Lizzie M. Holmes, “Woman’s Emancipation” (1891)

WOMAN’S EMANCIPATION.

While it is certain emancipation would speedily follow economic freedom, it is not true that such emancipation is a part of or would come simultaneously with economic freedom. Heinzen said: “In the man the human being alone can be oppressed or liberated; in the woman the sex as well.” Woman is doubly, enslaved. She wears the chains her poor laboring brother wears, and, besides, the bonds he in his ignorance placed on her ages ago when he first began to take note of her periodical weakness. Naturally, it would not take long for an economically free woman to see that she need not be a slave in any sense.

But in the meantime a great and necessary work can and must be done, while anticipating this economic freedom.
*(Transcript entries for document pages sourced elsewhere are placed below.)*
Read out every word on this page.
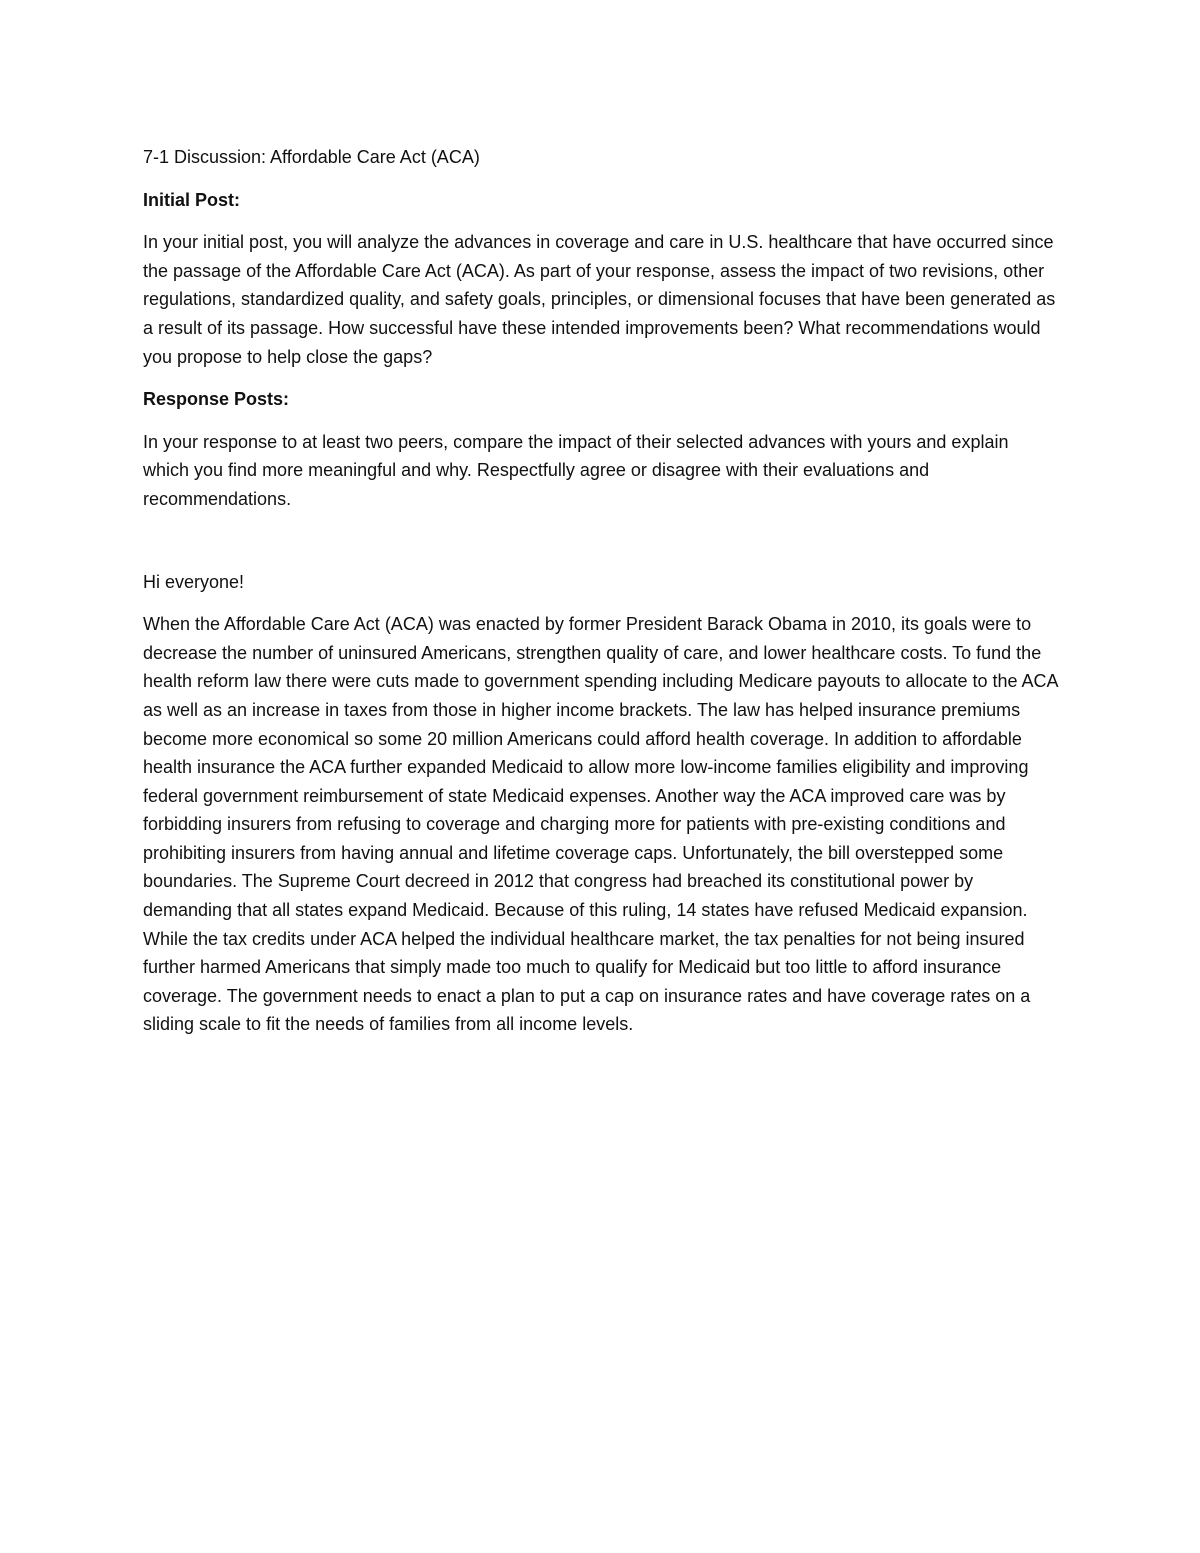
7-1 Discussion: Affordable Care Act (ACA)

Initial Post:

In your initial post, you will analyze the advances in coverage and care in U.S. healthcare that have occurred since the passage of the Affordable Care Act (ACA). As part of your response, assess the impact of two revisions, other regulations, standardized quality, and safety goals, principles, or dimensional focuses that have been generated as a result of its passage. How successful have these intended improvements been? What recommendations would you propose to help close the gaps?

Response Posts:

In your response to at least two peers, compare the impact of their selected advances with yours and explain which you find more meaningful and why. Respectfully agree or disagree with their evaluations and recommendations.

Hi everyone!

When the Affordable Care Act (ACA) was enacted by former President Barack Obama in 2010, its goals were to decrease the number of uninsured Americans, strengthen quality of care, and lower healthcare costs. To fund the health reform law there were cuts made to government spending including Medicare payouts to allocate to the ACA as well as an increase in taxes from those in higher income brackets. The law has helped insurance premiums become more economical so some 20 million Americans could afford health coverage. In addition to affordable health insurance the ACA further expanded Medicaid to allow more low-income families eligibility and improving federal government reimbursement of state Medicaid expenses. Another way the ACA improved care was by forbidding insurers from refusing to coverage and charging more for patients with pre-existing conditions and prohibiting insurers from having annual and lifetime coverage caps. Unfortunately, the bill overstepped some boundaries. The Supreme Court decreed in 2012 that congress had breached its constitutional power by demanding that all states expand Medicaid. Because of this ruling, 14 states have refused Medicaid expansion. While the tax credits under ACA helped the individual healthcare market, the tax penalties for not being insured further harmed Americans that simply made too much to qualify for Medicaid but too little to afford insurance coverage. The government needs to enact a plan to put a cap on insurance rates and have coverage rates on a sliding scale to fit the needs of families from all income levels.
Woman’s subjugation has become so engrafted in the human constitution during the centuries of its enforcement, that both men and women are almost unconscious of it. Even advanced and thinking men do not realize it. They take the timid, loving, obedient homage of women—women who long for love and kindness and to obtain them yield readily to that inborn subservience in their natures unconsciously—they take this deep, affectionate, self-abnegation as the spontaneous, natural return to their passional desires. I do not believe one man in fifty understands the woman who loves him, or knows what it is she gives him from the wealth of her rich, loving soul. Without comprehending it, each occupies the old, old customary position—the served and servant. It is to overcome this deeply imbedded sentiment, it is to lead men and women to a realizing sense of their true relations, it is to teach woman to come up out of that soft, mystical darkness that lulls all her senses to sleep, and learn to be an individual, an entity, a free, independent being as man is, or will be, that this one issue must be made, aside from the great struggle for universal economic emancipation.—Lizzie M. Holmes, in Lucifer.


Lizzie M. Holmes, “Woman’s Emancipation,” The New Californian 1, no. 5 (October 1891): 155–156.